Capitalism’s mode of production lies in its division between the class ownership by the capitalists of the means of production (land, buildings, technology, transportation, etc.) and the non-owning workers who sell their labour power to the capitalists to produce goods and services. Capitalists maximise profits in many ways by squeezing the workers. Capitalism’s drive to “accumulate.” The failures of capitalism—from blind growth to the increasing concentration of wealth and power around the world to the destruction of the environment—are becoming more and more evident. The climate crisis is perhaps the greatest challenge humanity is facing. it threatens civilisation’s existence. The present pandemic has left the market and many governments badly shaken. COVID-19 has shown us the fairy tales of mainstream economics, exposit it as serving the interests of the 1%. The outbreak of Covid-19 brought havoc for all sectors of economy and ushered unprecedented and unpredicted disasters.
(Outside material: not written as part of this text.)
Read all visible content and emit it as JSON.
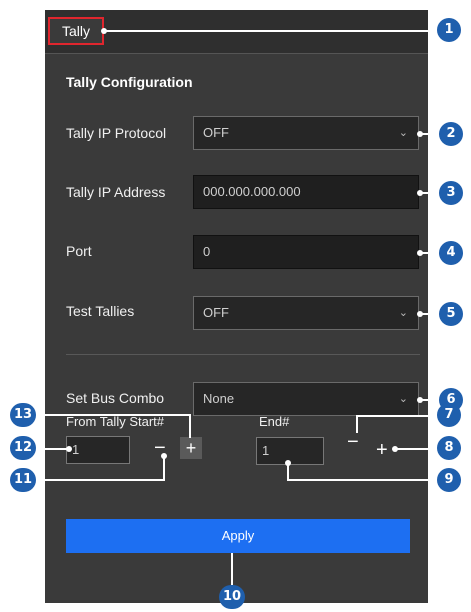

We need a bold transformation of our politics and economics and that requires a far greater imagination. The “lesser evil” argument is a pervasive poison which inevitably leads to a vicious and continuous election cycle. We must once and for all reject the false notion of a lesser evil. The United States is essentially a one-party state, the business party, with two factions, Democrats and Republicans. Likewise in the United Kingdom political power is shared by the Tories and the Labour Party. The media is complicit in denying the depth of their unity.
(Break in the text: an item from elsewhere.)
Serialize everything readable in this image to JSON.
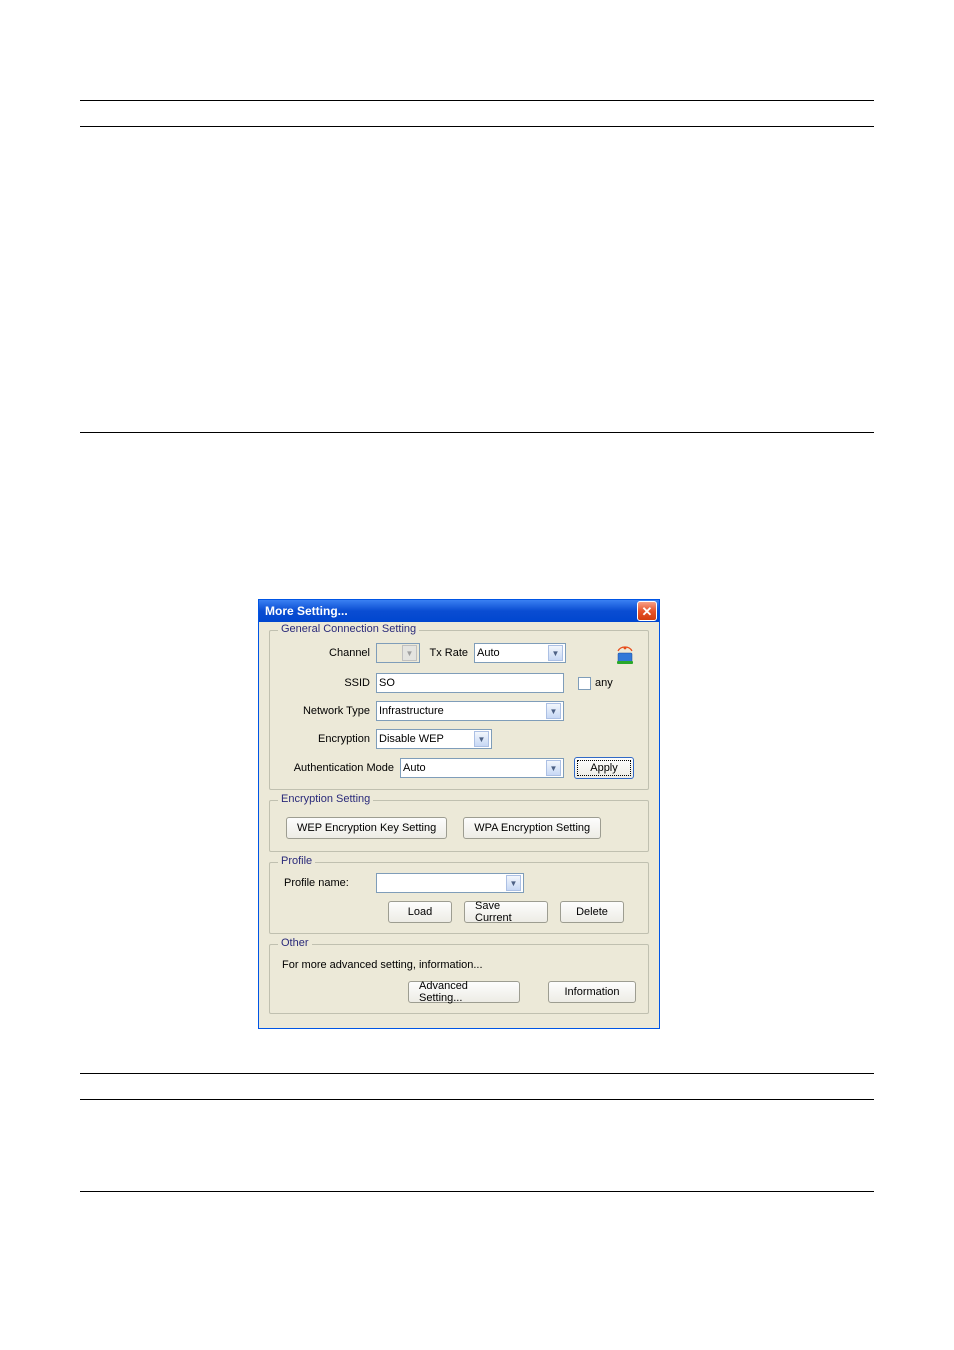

Capitalism to-day must answer to the charge of acting as a brake upon the wheels of progress. The class which benefits from its continuance must prove that it is any longer of social service or produces what it receives. The Socialist Party is able to show that it does not do this and that it is this fact that is sapping the social organisation,

Socialist revolution is the most radical break with oppression and exploitation in history. Socialist society is the first society that no longer proceeds in chaos, but based upon the planned fulfilment of genuine human needs. The system of wage labour will be abolished and the guiding principle will be “from each according to ability, to each according to need.” The ownership of the means of production will be held in common and private property will be eliminated. Private property offers a choice illustration. At one period there was a justification for the individual ownership of property. When each worker took the raw material and made his or her tools, and then with these tools manufactured cloth or shoes or tilled the ground, each thing that was produced was to a great extent the product of individual work. To-day this method no longer exists. All things are produced collectively, and still there survives the idea of the sacredness of private property. It is to-day the corner stone upon which rests the whole superstructure of capitalist society and class rule. Private property for the worker is but a farce, since the class that preaches most of the virtues of private property is the one that takes from the producing class all that it produces except a scanty subsistence.  

As pointed out by Marx and Engels the whole history of civilisation has been the history of the rise and fall of classes. The interests of each dominating class while it existed made for social progress. Each class fulfilled its function, became useless and disappeared from power. Further, a most significant fact, different ideals of right and wrong have at all times prevailed for the ruling and subservient classes. With the abolition of classes and class distinctions, all social and political inequality arising from them will disappear. The conflicts of interest between workers and farmers, town and country, manual and mental labour will disappear. As classes will not exist, the state will not be necessary as an instrument of class rule and will wither away.  The subservient class has been lulled into acquiescence in its enslavement through the persistent inculcation of the “virtues” of self-sacrifice, humility, reverence, docility, frugality and patriotism. The abolition under socialism of these warring class interests would necessarily carry with it the abolition of these contradictory codes of values. In a socialist society all are equally able to exercise their self-interest. The reconciliation of the individual and society, ever discussed and never answered, because of their blindness to the fact of class antagonisms, will at last be solved by the abolition of these antagonisms in the co-operative commonwealth.